Sunday, January 09, 2011

Understanding Secession and the start of the Civil War

I have been wondering about the causes of the U.S. Civil War as we enter the 150th anniversary of its start.

What did the power elite think about slavery? These were the male property owners -- essentially an aristocracy of plantation owners. The large majority of them had been raised by slaves, many had slave mistresses, and many had children by those mistresses who were also slaves. Slaves were very differential to them. Somehow I assume that the slaves in their employ were regarded as less than members of their nuclear families, but as closer than the local community.

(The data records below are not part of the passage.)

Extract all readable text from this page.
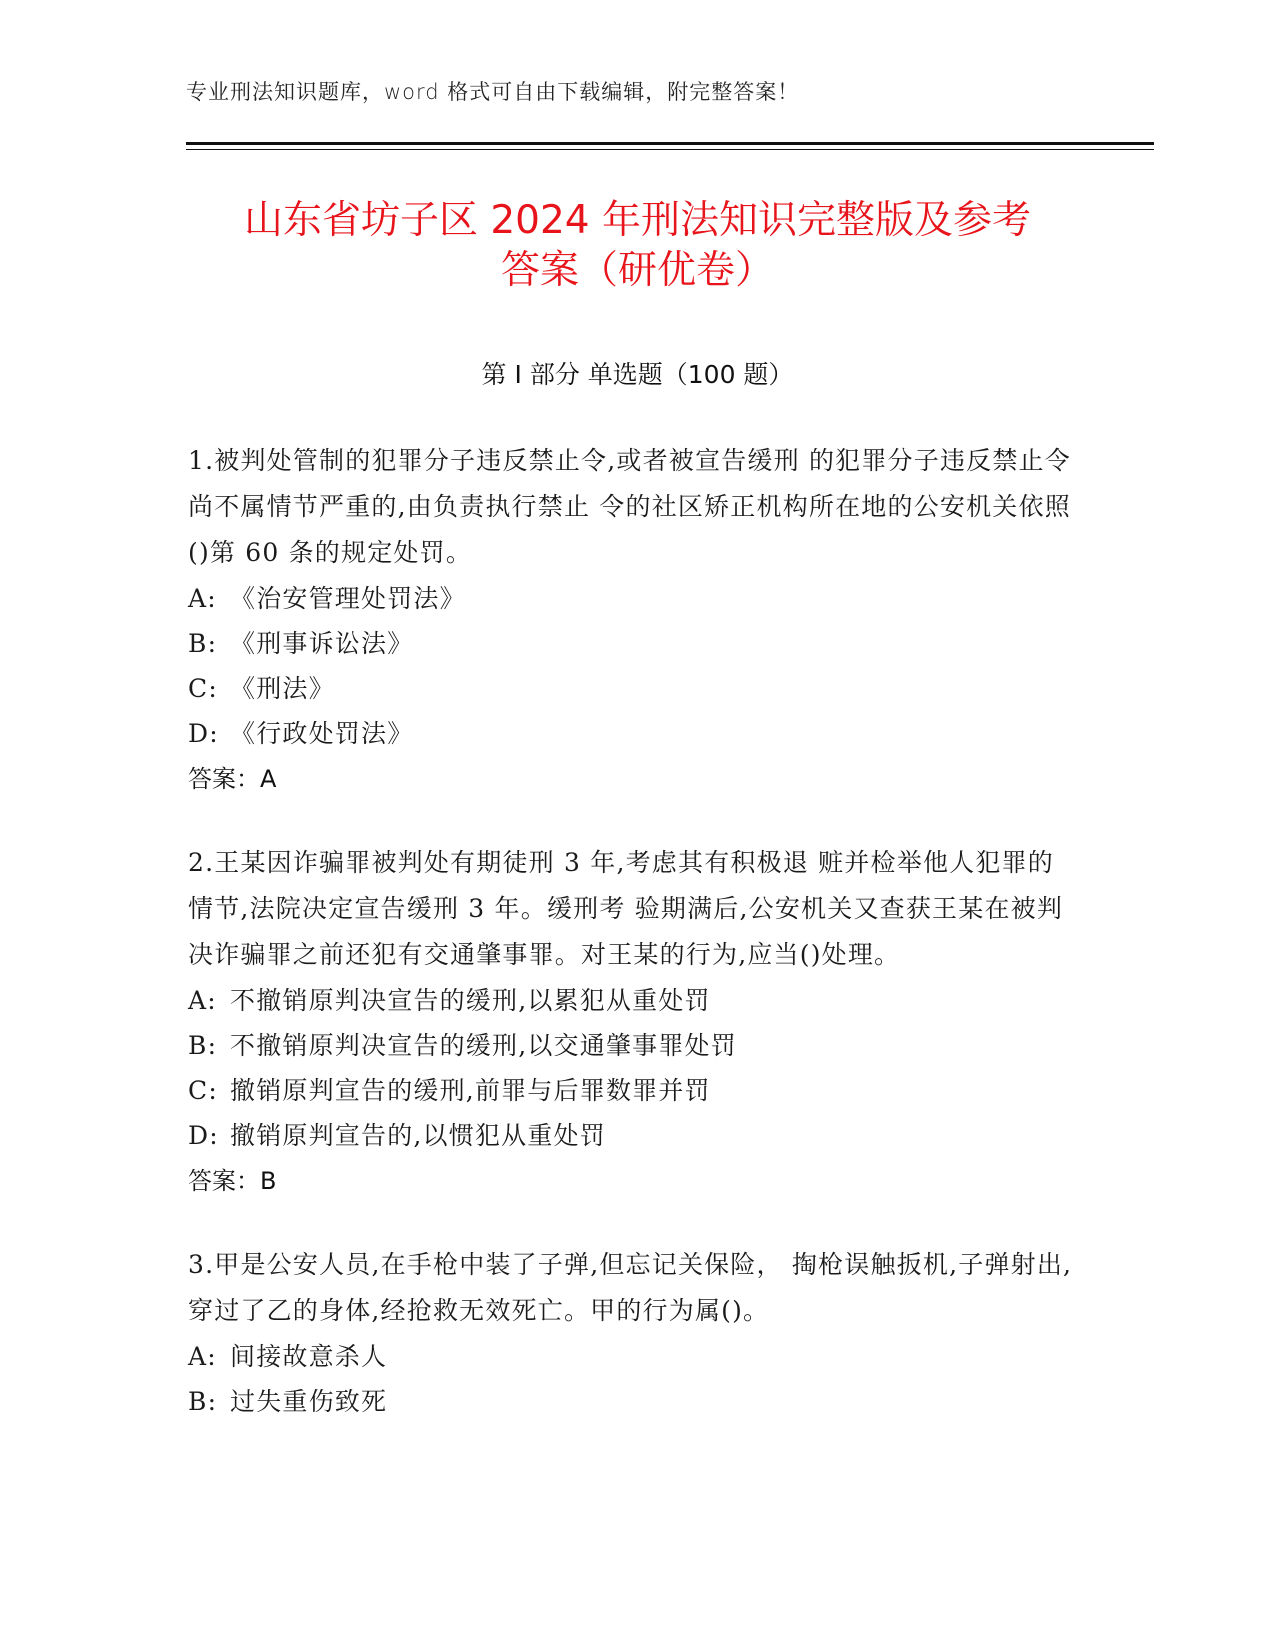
专业刑法知识题库，word 格式可自由下载编辑，附完整答案！
山东省坊子区 2024 年刑法知识完整版及参考
答案（研优卷）
第 I 部分 单选题（100 题）
1.被判处管制的犯罪分子违反禁止令,或者被宣告缓刑 的犯罪分子违反禁止令尚不属情节严重的,由负责执行禁止 令的社区矫正机构所在地的公安机关依照()第 60 条的规定处罚。
A: 《治安管理处罚法》
B: 《刑事诉讼法》
C: 《刑法》
D: 《行政处罚法》
答案：A
2.王某因诈骗罪被判处有期徒刑 3 年,考虑其有积极退 赃并检举他人犯罪的情节,法院决定宣告缓刑 3 年。缓刑考 验期满后,公安机关又查获王某在被判决诈骗罪之前还犯有交通肇事罪。对王某的行为,应当()处理。
A: 不撤销原判决宣告的缓刑,以累犯从重处罚
B: 不撤销原判决宣告的缓刑,以交通肇事罪处罚
C: 撤销原判宣告的缓刑,前罪与后罪数罪并罚
D: 撤销原判宣告的,以惯犯从重处罚
答案：B
3.甲是公安人员,在手枪中装了子弹,但忘记关保险， 掏枪误触扳机,子弹射出,穿过了乙的身体,经抢救无效死亡。甲的行为属()。
A: 间接故意杀人
B: 过失重伤致死
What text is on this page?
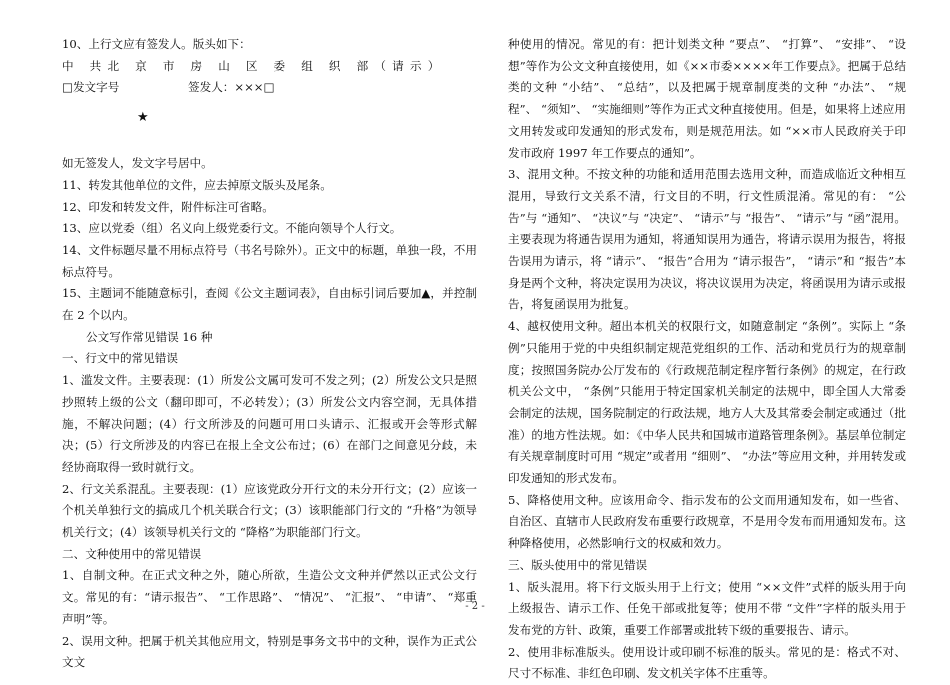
10、上行文应有签发人。版头如下：

中 共北 京 市 房 山 区 委 组 织 部（请示）

□发文字号	签发人：×××□
★

如无签发人，发文字号居中。

11、转发其他单位的文件，应去掉原文版头及尾条。

12、印发和转发文件，附件标注可省略。

13、应以党委（组）名义向上级党委行文。不能向领导个人行文。

14、文件标题尽量不用标点符号（书名号除外）。正文中的标题，单独一段，不用标点符号。

15、主题词不能随意标引，查阅《公文主题词表》，自由标引词后要加▲，并控制在 2 个以内。

公文写作常见错误 16 种

一、行文中的常见错误

1、滥发文件。主要表现：(1）所发公文属可发可不发之列；(2）所发公文只是照抄照转上级的公文（翻印即可，不必转发）；(3）所发公文内容空洞，无具体措施，不解决问题；(4）行文所涉及的问题可用口头请示、汇报或开会等形式解决；(5）行文所涉及的内容已在报上全文公布过；(6）在部门之间意见分歧，未经协商取得一致时就行文。

2、行文关系混乱。主要表现：(1）应该党政分开行文的未分开行文；(2）应该一个机关单独行文的搞成几个机关联合行文；(3）该职能部门行文的 “升格”为领导机关行文；(4）该领导机关行文的 “降格”为职能部门行文。

二、文种使用中的常见错误

1、自制文种。在正式文种之外，随心所欲，生造公文文种并俨然以正式公文行文。常见的有：“请示报告”、 “工作思路”、 “情况”、 “汇报”、 “申请”、 “郑重声明”等。

2、误用文种。把属于机关其他应用文，特别是事务文书中的文种，误作为正式公文文

种使用的情况。常见的有：把计划类文种 “要点”、 “打算”、 “安排”、 “设想”等作为公文文种直接使用，如《××市委××××年工作要点》。把属于总结类的文种 “小结”、 “总结”，以及把属于规章制度类的文种 “办法”、 “规程”、 “须知”、 “实施细则”等作为正式文种直接使用。但是，如果将上述应用文用转发或印发通知的形式发布，则是规范用法。如 “××市人民政府关于印发市政府 1997 年工作要点的通知”。

3、混用文种。不按文种的功能和适用范围去选用文种，而造成临近文种相互混用，导致行文关系不清，行文目的不明，行文性质混淆。常见的有： “公告”与 “通知”、 “决议”与 “决定”、 “请示”与 “报告”、 “请示”与 “函”混用。主要表现为将通告误用为通知，将通知误用为通告，将请示误用为报告，将报告误用为请示，将 “请示”、 “报告”合用为 “请示报告”， “请示”和 “报告”本身是两个文种，将决定误用为决议，将决议误用为决定，将函误用为请示或报告，将复函误用为批复。

4、越权使用文种。超出本机关的权限行文，如随意制定 “条例”。实际上 “条例”只能用于党的中央组织制定规范党组织的工作、活动和党员行为的规章制度；按照国务院办公厅发布的《行政规范制定程序暂行条例》的规定，在行政机关公文中， “条例”只能用于特定国家机关制定的法规中，即全国人大常委会制定的法规，国务院制定的行政法规，地方人大及其常委会制定或通过（批准）的地方性法规。如：《中华人民共和国城市道路管理条例》。基层单位制定有关规章制度时可用 “规定”或者用 “细则”、 “办法”等应用文种，并用转发或印发通知的形式发布。

5、降格使用文种。应该用命令、指示发布的公文而用通知发布，如一些省、自治区、直辖市人民政府发布重要行政规章，不是用令发布而用通知发布。这种降格使用，必然影响行文的权威和效力。

三、版头使用中的常见错误

1、版头混用。将下行文版头用于上行文；使用 “××文件”式样的版头用于向上级报告、请示工作、任免干部或批复等；使用不带 “文件”字样的版头用于发布党的方针、政策，重要工作部署或批转下级的重要报告、请示。

2、使用非标准版头。使用设计或印刷不标准的版头。常见的是：格式不对、尺寸不标准、非红色印刷、发文机关字体不庄重等。

- 2 -
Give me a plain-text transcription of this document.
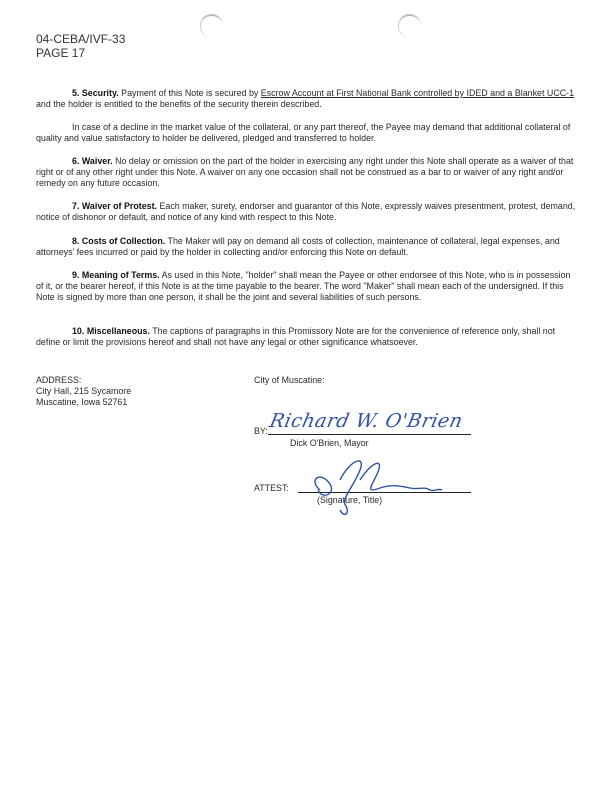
04-CEBA/IVF-33
PAGE 17
5. Security. Payment of this Note is secured by Escrow Account at First National Bank controlled by IDED and a Blanket UCC-1 and the holder is entitled to the benefits of the security therein described.
In case of a decline in the market value of the collateral, or any part thereof, the Payee may demand that additional collateral of quality and value satisfactory to holder be delivered, pledged and transferred to holder.
6. Waiver. No delay or omission on the part of the holder in exercising any right under this Note shall operate as a waiver of that right or of any other right under this Note. A waiver on any one occasion shall not be construed as a bar to or waiver of any right and/or remedy on any future occasion.
7. Waiver of Protest. Each maker, surety, endorser and guarantor of this Note, expressly waives presentment, protest, demand, notice of dishonor or default, and notice of any kind with respect to this Note.
8. Costs of Collection. The Maker will pay on demand all costs of collection, maintenance of collateral, legal expenses, and attorneys' fees incurred or paid by the holder in collecting and/or enforcing this Note on default.
9. Meaning of Terms. As used in this Note, "holder" shall mean the Payee or other endorsee of this Note, who is in possession of it, or the bearer hereof, if this Note is at the time payable to the bearer. The word "Maker" shall mean each of the undersigned. If this Note is signed by more than one person, it shall be the joint and several liabilities of such persons.
10. Miscellaneous. The captions of paragraphs in this Promissory Note are for the convenience of reference only, shall not define or limit the provisions hereof and shall not have any legal or other significance whatsoever.
ADDRESS:
City Hall, 215 Sycamore
Muscatine, Iowa 52761
City of Muscatine:
BY: Richard W. O'Brien
Dick O'Brien, Mayor
ATTEST:
(Signature, Title)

The station in life of such a man was graced by the respect not only of his wife, children, and slaves but also that of less affluent whites and the community of his aristocratic neighbors.

It is, I think, impossible to empathize with these people from our modern vantage. I think about Jane Austin characters, also of a petty aristocracy, whose station in life was based on the land that they owned, or that was owned by their immediate relatives. Reading Austin one can not but be struck how normal they found the institutions in which they lived, and how an Austin heroin and her family were so completely focused on making the right marriage which will bring happiness and maintain her station in life.

I used Google NGram Viewer to trace the frequency of the word "honor" over the last two centuries, showing that the term was used frequently in the run up to the Civil War, and has trailed off ever since.

The southern aristocracy were very concerned with honor. That is they were very concerned with retaining the good opinion of themselves and their peers by living up to a code of honor. That code could demand that the person fight a dual or attack a person of lesser status with cane or whip if the person perceived himself to be insulted. There was special sensitivity to perceived insults to ones wife or children. It would seem that an attack on the institution of slavery was seen also as a personal insult to one's honor, as it insulted the plantation community in which the person lived, as well as the plantation communities of his peers. It was not only a challenge to the economic basis of his income and wealth, but more fundamentally an insult to his relations with those around him and indeed to his ancestors who had similarly lived in slave holding society.

Think of how the more conservative members of our modern society are responding to the proposal to change the institution of marriage to allow same-sex marriage. That change seems to be received by many as an insult to their own commitment to the marriage vows in their heterosexual marriages.

The Constitution had not only recognized the institution of slavery in the states, but had required states to recognize the property rights of the owners of fugitive slaves and return them to those owners. Southerners felt that the northern states were at fault in not living up to that constitutional obligation. Perhaps more to the point was that the a violent response was defined by the honor code to what was perceived to be an insult, and the anti-slavery people were perceived as insulting slave holders and their communities very personally.

It has been estimated that 80 percent of southerners were pro-Union when Lincoln was elected. The popular support for secession increased after Lincoln called for troops in order to militarily take back federal property in the states that had seceded. Here I suppose our modern experience helps to understand southern attitudes. Think of the American response to Pearl Harbor or to 9/11. We are still warlike when we feel threatened by force.

I was wondering about Robert E Lee, who famously anguished over the choice between staying with the Union and joining the Confederacy. He saw, I suppose a duty to his state and his community in Virginia, but also to the Army in which he had served and to the Union to which he had pledged. In both cases, honor came into play. A soldier's honor is surely to follow his flag, to serve with his fellow soldiers, and to face enemy fire. Lee then would have been seeking to find a course between two competing codes of honor.

I suppose that it was easier for southerners to go to war in 1860, when they had no idea how terrible the war was to be. During the war, as defeat became more visibly possible and the cost of the war became more apparent, apparently some southerners began to rethink their commitment to the war.

Even if I can not empathize with the southern power elite as they took their states to war, perhaps I can form an intellectual understanding of why doing so seemed appropriate to them. Perhaps too, that exercise can help me to form a similar intellectual understanding of why Al Qaeda and other groups with which I can not empathize are committing us to the defense against terrorism/

1 comment:

John Daly said...

Coincidentally, the Washington Post had an article describing five "myths" about why the South seceded from the Union. http://j.mp/eg9bdn

Incidentally, Kwame Anthony Appiah suggests that the route to social revolutions needed to overthrow noxious cultural practices is for the people involved to find them shameful, in violation of their honor. Why did Southerners not find slavery shameful? Perhaps because they did not see an acceptable alternative.

It also occurs to me that people may be more violent in their response to a violation of their honor if they feel guiltily that the charge may be true.